Here is the code that I am using to generate the image shown.

import matplotlib.pyplot as plt
import numpy as np

# Axes go from 0 to 100%
fig,ax = plt.subplots(figsize=(15,12))

x = [-40,-20,20,20]
y = [-40,20,20,-20]

plt.scatter(x,y)
ax.fill_between([-100, 0],-100,0,alpha=0.3, color='#1F98D0')  # blue
ax.fill_between([0, 100], -100, 0, alpha=0.3, color='#F9D307')  # yellow
ax.fill_between([-100, 0], 0, 100, alpha=0.3, color='#F38D25')  # orange
ax.fill_between([0, 100], 0, 100, alpha=0.3, color='#DA383D')  # red
plt.axis('off')
plt.show()

Solution

The following approach creates an interpolating spline through the 4 points to create a "basic form". An advantage is that it also works when there are 3 or more than 4 points.

import matplotlib.pyplot as plt
from scipy import interpolate
import numpy as np

fig, ax = plt.subplots(figsize=(15, 12))

x = [-40, -20, 20, 20]
y = [-40, 20, 20, -20]

ax.scatter(x, y, zorder=3)
ax.fill_between([-100, 0], -100, 0, alpha=0.3, color='#1F98D0')  #blue
ax.fill_between([0, 100], -100, 0, alpha=0.3, color='#F9D307')  #yellow
ax.fill_between([-100, 0], 0, 100, alpha=0.3, color='#F38D25')  #orange
ax.fill_between([0, 100], 0, 100, alpha=0.3, color='#DA383D')  #red

tck, u = interpolate.splprep([x + x[:1], y + y[:1]], s=0, per=True)
unew = np.linspace(0, 1, 100)
basic_form = interpolate.splev(unew, tck)
ax.plot(basic_form[0], basic_form[1], color='lime', lw=2)
ax.fill(basic_form[0], basic_form[1], color='lime', alpha=0.3)

ax.axis('off')
plt.show()

The same approach also works when an oval form would be impossible to fit, or would be much too large:

Note that to uniquely define an ellipse, 5 points are needed (but not every 5 random points can fit an ellipse). If you really need an ellipse, to find the smallest one through 4 points is quite cumbersome.

Here is the start of an approach which defines an ellipse as the points where the sum of the distances to the two foci ((x0,y0) and (x1,y1)) is a constant a. Then some minimal a for which a solution exists could be searched for.

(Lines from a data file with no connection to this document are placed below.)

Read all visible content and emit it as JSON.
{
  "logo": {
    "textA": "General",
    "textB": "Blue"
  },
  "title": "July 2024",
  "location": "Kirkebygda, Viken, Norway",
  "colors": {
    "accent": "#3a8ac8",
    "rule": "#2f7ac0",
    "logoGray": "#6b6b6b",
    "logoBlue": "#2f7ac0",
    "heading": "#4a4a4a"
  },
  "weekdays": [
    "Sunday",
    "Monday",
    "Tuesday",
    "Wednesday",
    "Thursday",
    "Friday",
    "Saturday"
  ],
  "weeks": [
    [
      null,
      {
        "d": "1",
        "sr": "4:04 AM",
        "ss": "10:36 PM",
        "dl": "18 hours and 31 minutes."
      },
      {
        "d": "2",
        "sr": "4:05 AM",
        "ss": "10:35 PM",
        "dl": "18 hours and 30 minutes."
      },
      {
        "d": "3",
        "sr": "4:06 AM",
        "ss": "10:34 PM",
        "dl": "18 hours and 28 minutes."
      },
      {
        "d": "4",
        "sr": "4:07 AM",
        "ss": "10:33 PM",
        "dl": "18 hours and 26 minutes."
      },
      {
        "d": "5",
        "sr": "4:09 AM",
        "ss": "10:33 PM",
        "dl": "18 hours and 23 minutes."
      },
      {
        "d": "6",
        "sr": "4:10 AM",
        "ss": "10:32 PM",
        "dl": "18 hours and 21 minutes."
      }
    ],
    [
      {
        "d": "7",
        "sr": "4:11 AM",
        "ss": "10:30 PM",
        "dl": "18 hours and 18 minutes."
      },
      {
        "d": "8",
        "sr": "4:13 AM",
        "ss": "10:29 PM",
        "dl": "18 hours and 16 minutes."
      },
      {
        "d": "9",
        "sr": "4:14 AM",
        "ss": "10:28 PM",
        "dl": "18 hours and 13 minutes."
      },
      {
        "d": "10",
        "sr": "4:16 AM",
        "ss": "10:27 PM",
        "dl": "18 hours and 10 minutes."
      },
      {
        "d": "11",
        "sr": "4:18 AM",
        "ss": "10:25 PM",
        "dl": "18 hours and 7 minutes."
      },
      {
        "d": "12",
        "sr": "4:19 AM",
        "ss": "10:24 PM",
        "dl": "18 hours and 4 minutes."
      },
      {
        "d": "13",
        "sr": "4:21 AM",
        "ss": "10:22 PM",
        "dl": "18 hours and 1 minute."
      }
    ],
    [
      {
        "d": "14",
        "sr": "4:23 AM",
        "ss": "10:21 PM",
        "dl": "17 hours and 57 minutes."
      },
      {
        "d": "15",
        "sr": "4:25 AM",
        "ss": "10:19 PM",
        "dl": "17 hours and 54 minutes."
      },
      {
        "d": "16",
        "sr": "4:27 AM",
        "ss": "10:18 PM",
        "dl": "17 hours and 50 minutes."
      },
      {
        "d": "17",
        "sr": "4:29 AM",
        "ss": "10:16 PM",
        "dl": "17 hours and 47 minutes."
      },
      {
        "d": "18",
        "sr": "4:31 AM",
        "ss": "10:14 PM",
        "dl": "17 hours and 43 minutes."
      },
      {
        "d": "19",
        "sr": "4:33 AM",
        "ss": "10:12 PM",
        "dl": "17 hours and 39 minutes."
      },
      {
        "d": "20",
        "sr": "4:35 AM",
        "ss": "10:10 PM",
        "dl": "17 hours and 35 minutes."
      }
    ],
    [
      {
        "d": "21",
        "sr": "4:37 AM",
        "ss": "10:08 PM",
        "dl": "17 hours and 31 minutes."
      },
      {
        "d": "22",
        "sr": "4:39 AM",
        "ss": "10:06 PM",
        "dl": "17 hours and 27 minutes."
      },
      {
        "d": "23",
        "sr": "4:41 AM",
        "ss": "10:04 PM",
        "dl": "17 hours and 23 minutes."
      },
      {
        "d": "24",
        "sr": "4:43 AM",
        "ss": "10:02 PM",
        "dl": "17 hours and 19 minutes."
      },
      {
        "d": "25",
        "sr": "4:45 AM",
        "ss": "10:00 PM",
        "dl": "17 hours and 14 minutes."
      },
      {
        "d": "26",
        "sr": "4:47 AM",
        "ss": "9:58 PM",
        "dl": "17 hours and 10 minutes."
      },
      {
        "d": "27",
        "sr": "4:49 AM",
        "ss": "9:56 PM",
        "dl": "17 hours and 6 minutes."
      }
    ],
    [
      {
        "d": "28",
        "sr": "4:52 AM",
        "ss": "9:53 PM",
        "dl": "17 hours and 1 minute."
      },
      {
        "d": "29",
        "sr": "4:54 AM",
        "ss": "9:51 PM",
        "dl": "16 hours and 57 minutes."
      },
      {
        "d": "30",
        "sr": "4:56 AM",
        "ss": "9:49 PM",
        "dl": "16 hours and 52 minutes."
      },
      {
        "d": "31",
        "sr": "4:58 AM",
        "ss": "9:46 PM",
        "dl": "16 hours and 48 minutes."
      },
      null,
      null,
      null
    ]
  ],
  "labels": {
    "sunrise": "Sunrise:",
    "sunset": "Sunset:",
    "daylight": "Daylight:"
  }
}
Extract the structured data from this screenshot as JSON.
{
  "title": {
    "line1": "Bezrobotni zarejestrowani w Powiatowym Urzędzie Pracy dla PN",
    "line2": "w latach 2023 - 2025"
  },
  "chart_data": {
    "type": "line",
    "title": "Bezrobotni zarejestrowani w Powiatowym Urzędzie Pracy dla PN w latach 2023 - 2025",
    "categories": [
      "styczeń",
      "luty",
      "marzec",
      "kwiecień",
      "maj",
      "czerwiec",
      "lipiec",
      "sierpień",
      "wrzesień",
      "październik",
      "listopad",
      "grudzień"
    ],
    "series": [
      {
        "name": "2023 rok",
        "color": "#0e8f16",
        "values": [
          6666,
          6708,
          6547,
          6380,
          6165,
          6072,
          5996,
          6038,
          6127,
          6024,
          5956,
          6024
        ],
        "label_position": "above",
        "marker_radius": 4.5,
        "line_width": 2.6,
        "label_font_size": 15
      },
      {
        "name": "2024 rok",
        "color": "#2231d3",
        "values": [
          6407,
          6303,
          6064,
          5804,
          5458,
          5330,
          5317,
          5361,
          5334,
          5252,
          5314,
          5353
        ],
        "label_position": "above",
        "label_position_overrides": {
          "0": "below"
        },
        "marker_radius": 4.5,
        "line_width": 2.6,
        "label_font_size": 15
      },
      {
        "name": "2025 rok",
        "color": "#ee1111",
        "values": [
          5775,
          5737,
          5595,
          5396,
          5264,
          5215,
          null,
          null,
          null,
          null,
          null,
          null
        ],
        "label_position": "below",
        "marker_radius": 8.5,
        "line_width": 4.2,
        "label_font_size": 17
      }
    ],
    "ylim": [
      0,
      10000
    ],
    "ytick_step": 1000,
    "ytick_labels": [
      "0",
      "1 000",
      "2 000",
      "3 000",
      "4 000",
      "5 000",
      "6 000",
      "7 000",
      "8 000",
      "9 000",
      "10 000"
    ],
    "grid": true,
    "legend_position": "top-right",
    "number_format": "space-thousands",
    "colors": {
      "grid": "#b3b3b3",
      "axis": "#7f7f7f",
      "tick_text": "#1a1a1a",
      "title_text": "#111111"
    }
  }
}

from sympy import symbols, sqrt, Eq, nsolve

a, x0, y0, x1, y1, xi, yi = symbols('a x0 y0 x1 y1 xi yi', real=True)
ellipse = Eq(sqrt((xi - x0) ** 2 + (yi - y0) ** 2) + sqrt((xi - x1) ** 2 + (yi - y1) ** 2), a)

x = [-40, -20, 20, 20]
y = [-40, 20, 20, -20]

ai = 85
sol = nsolve([ellipse.subs(xi, i).subs(yi, j).subs(a, ai) for i, j in zip(x, y)], (x0, y0, x1, y1), (-10, 0, 10, 0))